Alguns requerentes de asilo continuam em detenção enquanto os seus pedidos são analisados. A Amnistia Internacional conhece casos em que os requerentes de asilo foram deportados enquanto os seus casos estavam a decorrer no Supremo Tribunal.

“Enquanto esperam por uma decisão dos seus pedidos, os requerentes de asilo ficam numa posição extremamente vulnerável e não devem estar sujeitos a detenção exceto nas circunstâncias mais extraordinárias previstas na lei e nos padrões internacionais e regionais”, acrescenta Jezerca Tigani.

Cada decisão de detenção deve ser automática e regularmente revista quanto à sua legalidade, necessidade e proporcionalidade, por parte de um tribunal ou por um organismo similar competente e independente e acompanhada por uma provisão adequada de ajuda legal.

Como isto não acontece, centenas de pessoas são privadas desnecessariamente e portanto ilegalmente da sua liberdade durante meses.

Casos

K, mãe de três crianças, fugiu do Irão, seu país natal, em 2003, chegando ao Chipre no ano seguinte e requerendo imediatamente asilo, pedido que foi rejeitado. Em 2008, casou numa mesquita com um refugiado reconhecido no Chipre e, nesse mesmo ano, deu á luz uma filha. Em agosto de 2011, a polícia deteve-a num mercado local porque os seus documentos não estavam em ordem. K contou à Amnistia Internacional em dezembro de 2011, na Prisão Central de Nicósia, onde esteve cinco meses: “A minha filha pensa que a mãe a abandonou e desenvolveu muitos problemas psicológicos”. Em janeiro de 2012, as autoridades libertaram K provisoriamente e deram-lhe três meses para pôr os seus papéis em ordem e para casar novamente com o seu marido na Câmara Municipal. No entanto, funcionários da câmara disseram-lhe que ela precisava de um passaporte válido. Para obter um, a embaixada iraniana requer uma certidão de nascimento que ela não conseguiria obter a tempo. K afirmou: “A última vez que me dirigi às autoridades da imigração disseram-me para não me preocupar, disseram que quando o período da minha liberdade condicional acabasse, iriam deter-me durante mais seis meses e depois deixar-me-iam ir outra vez durante mais três meses. Eles pensam que isto está certo mas não está. O que irá acontecer às minhas crianças?”

O, um requerente de asilo que viu o seu pedido rejeitado, chegou ao Chipre em 2001, vindo da sua terra natal, Serra Leoa.
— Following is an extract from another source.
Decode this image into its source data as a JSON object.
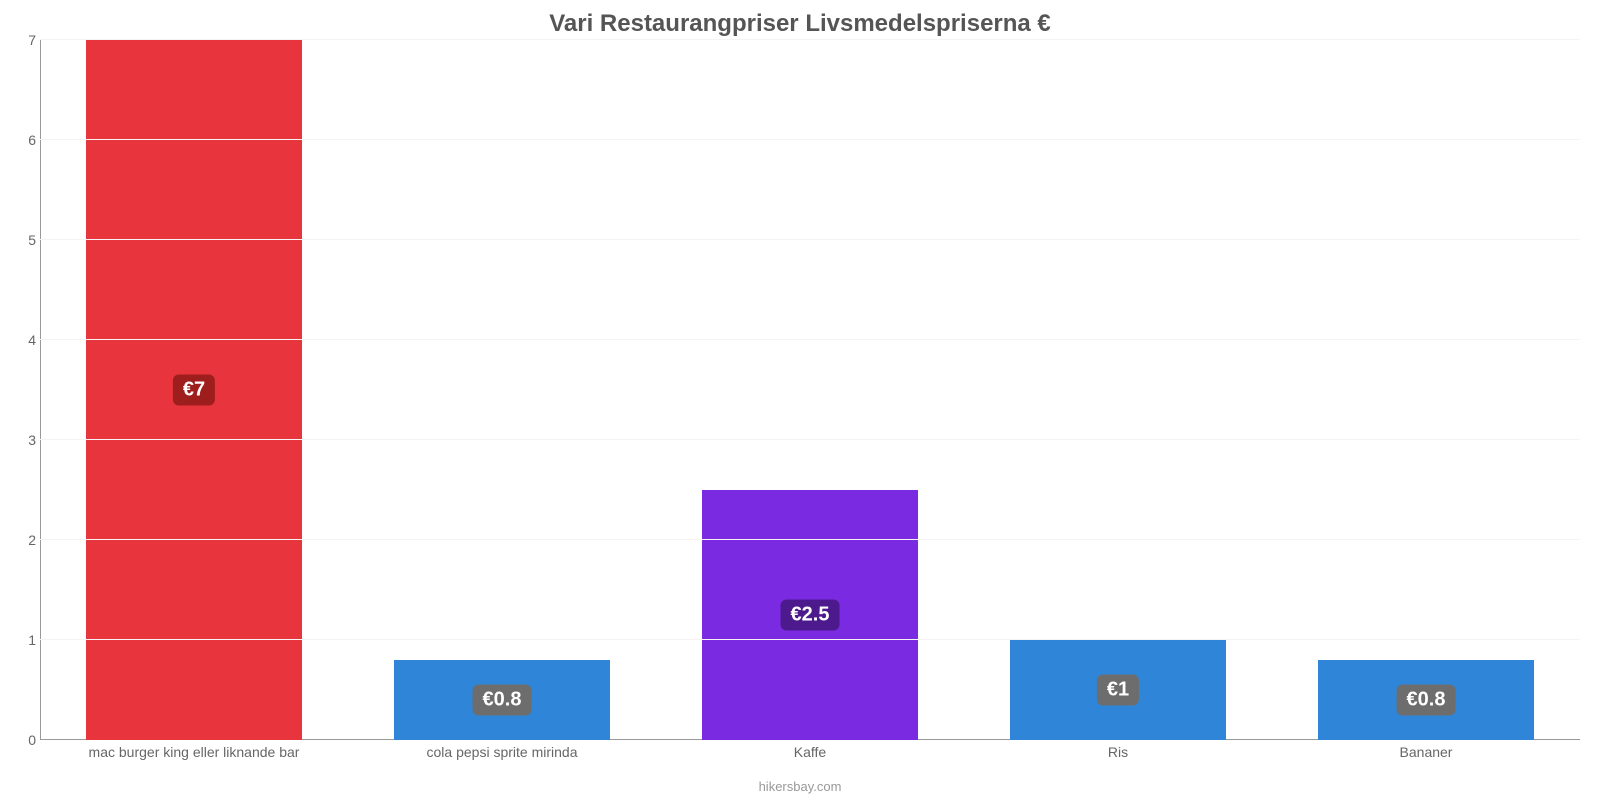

Ele explicou que teve de fugir da Serra Leoa por causa dos acontecimentos resultantes da guerra civil no país que durou uma década … Em 2004, as autoridades cipriotas arquivaram o seu caso, afirmando que não tinham conseguido localizá-lo de forma a examinar o seu pedido. Em fevereiro de 2005, foi detido e nos três anos seguintes as autoridades tentaram deportá-lo quatro vezes. O. foi libertado em maio de 2008, depois de 39 meses em detenção ininterrupta. Foi forçado a aceitar um trabalho ilegal e detido novamente em outubro de 2010 por “emprego e estadia ilegais”. Em agosto de 2011, questionou a legalidade da sua detenção perante o Supremo Tribunal. Ganhou e o tribunal ordenou a sua libertação imediata. No entanto, antes de abandonar o edifício do tribunal foi detido uma vez mais. A nova ordem de detenção tinha sido emitida um dia antes de o tribunal ter emitido a decisão. O, foi deportado para a Serra Leoa em fevereiro de 2012, tendo passado, no total, mais de quatro anos detido no Chipre.